Whilst recognising that an update had been provided to the meeting on aspects of the development and approval of an IT Disaster and Recovery Plan (minute AUD/16/24 above refers) the Head of Internal Audit and Risk stressed the need for the wider issues relating to IT Disaster Recovery to be addressed before the high priority recommendation relating to the Plan could be considered implemented.

(Note: Minute AUD/16/28 below also refers).

NOTED

the report setting out the high priority recommendations arising from Internal Audit reports and the progress made in implementing the recommendations to date.

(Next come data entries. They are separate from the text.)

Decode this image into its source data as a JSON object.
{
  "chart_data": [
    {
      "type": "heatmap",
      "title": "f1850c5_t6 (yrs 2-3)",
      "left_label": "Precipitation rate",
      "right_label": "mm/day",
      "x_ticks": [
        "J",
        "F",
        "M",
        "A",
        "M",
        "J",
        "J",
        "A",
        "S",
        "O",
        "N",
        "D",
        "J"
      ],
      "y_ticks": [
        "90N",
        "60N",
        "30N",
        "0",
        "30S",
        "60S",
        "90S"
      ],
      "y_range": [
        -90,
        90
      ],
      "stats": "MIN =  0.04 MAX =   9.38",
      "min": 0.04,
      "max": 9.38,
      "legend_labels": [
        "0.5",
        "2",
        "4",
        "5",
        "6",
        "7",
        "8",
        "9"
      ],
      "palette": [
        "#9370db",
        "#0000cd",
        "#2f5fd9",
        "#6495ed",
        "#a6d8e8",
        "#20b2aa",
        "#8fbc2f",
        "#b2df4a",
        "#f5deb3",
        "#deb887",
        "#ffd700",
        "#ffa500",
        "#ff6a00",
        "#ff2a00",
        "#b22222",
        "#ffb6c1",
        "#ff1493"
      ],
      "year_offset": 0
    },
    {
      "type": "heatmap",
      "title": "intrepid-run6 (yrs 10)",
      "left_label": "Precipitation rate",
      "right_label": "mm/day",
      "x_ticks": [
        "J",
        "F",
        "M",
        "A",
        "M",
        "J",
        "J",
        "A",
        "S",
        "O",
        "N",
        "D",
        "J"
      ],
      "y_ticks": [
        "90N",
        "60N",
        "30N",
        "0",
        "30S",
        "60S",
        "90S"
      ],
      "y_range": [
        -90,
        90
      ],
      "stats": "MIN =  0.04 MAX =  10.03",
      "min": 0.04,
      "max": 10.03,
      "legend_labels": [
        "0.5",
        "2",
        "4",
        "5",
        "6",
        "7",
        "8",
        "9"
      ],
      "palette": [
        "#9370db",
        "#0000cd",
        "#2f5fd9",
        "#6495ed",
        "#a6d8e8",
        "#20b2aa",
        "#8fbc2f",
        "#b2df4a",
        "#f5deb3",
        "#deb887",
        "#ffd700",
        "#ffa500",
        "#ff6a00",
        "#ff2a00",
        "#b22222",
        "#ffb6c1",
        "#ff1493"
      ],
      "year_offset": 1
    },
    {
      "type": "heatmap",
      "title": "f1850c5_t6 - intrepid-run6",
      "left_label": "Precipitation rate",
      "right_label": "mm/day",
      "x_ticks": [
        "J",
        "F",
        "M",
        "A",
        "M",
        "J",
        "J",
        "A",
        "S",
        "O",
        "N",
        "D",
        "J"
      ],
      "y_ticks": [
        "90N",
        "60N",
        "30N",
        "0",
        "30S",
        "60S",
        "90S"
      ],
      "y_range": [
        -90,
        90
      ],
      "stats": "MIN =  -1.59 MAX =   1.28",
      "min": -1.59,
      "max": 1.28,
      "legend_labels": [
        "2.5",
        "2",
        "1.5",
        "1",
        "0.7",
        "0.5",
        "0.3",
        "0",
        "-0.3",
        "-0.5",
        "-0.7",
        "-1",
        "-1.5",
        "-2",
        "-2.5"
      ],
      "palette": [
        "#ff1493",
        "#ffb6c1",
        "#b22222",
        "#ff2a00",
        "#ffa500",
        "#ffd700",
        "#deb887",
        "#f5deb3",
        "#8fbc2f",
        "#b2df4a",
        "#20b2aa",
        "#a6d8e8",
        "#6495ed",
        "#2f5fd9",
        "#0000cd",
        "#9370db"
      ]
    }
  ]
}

To consider the Audit Committee’s work programme.

Members considered a report which set out the Committee’s proposed work programme for the 2016/17 municipal year.  The meeting was aware that an update on the implementation of the IT Disaster Recovery Plan was due to be submitted to the Committee during the first quarter of 2017 (minute AUD/16/24 and 27 above also refer).  Given the proximity of the 9 January 2017 meeting and the large number of items already scheduled to be considered on that date it was felt that the update should be considered by the Committee at its meeting on 3 April 2017.

RESOLVED

that the proposed Audit Committee work programme for the 2016/17 municipal year, as attached at Appendix A of the report of the Committee Services Manager and Committee Services Officer, be approved subject to including the submission of an update on the development and approval of an IT Disaster Recovery Plan to the meeting on 3 April 2017.